Polycystic Ovarian Syndrome (PCOS)
PCOS is a health issue that can affect a womanbs health and well-being in a multitude of ways. PCOS impacts such things as, menstrual cycle, fertility, hormones, insulin production, heart, blood vessels, weight, and physical appearance. The results of these physical impacts can also result in poor self image and depression.
What symptoms are typically associated with Polycystic Ovarian Syndrome (PCOS)?

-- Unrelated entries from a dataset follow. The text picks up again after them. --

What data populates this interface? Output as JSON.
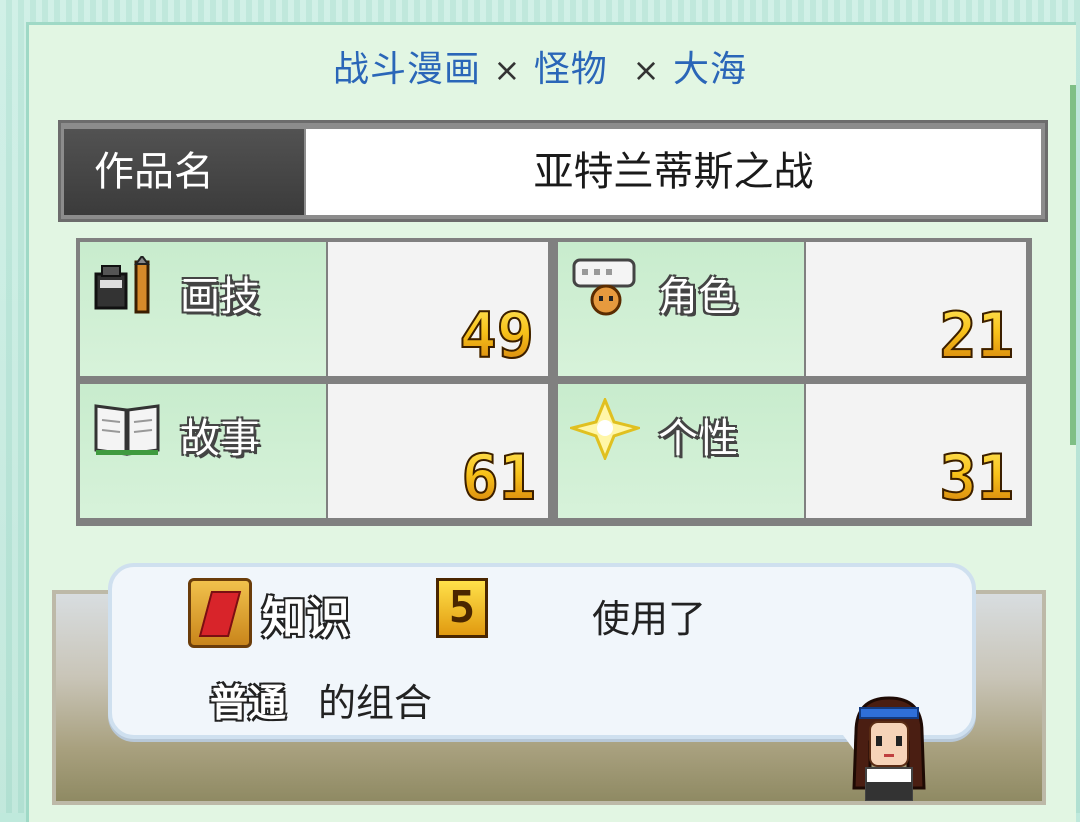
{
  "genre": {
    "part1": "战斗漫画",
    "sep1": "×",
    "part2": "怪物",
    "sep2": "×",
    "part3": "大海"
  },
  "title": {
    "label": "作品名",
    "value": "亚特兰蒂斯之战"
  },
  "stats": [
    {
      "name": "画技",
      "value": "49",
      "icon": "pen-ink-icon"
    },
    {
      "name": "角色",
      "value": "21",
      "icon": "character-speech-icon"
    },
    {
      "name": "故事",
      "value": "61",
      "icon": "open-book-icon"
    },
    {
      "name": "个性",
      "value": "31",
      "icon": "sparkle-icon"
    }
  ],
  "message": {
    "skill_name": "知识",
    "skill_level": "5",
    "used_text": "使用了",
    "rank_label": "普通",
    "combo_text": "的组合"
  },
  "colors": {
    "genre_text": "#2a66b8",
    "panel_bg": "#e2f6e3",
    "stat_label_bg": "#c8eccd",
    "number_gold": "#f8c21a"
  }
}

Often women with PCOS have characteristics that first appear in their reproductive systems. Women with PCOS can display a degree of symptoms including:
- Weight gain or obesity, typically consisting of extra weight around the waist
- Abnormal growth of hair on the face, chest, stomach, back, thumbs, and toes
- Irregular menstrual periods, no menstrual periods, and/or irregular bleeding
- Infertility or difficulty in becoming pregnant due to lack of ovulation
- Male-pattern baldness or thinning hair
- Elevated levels of male hormones (androgens)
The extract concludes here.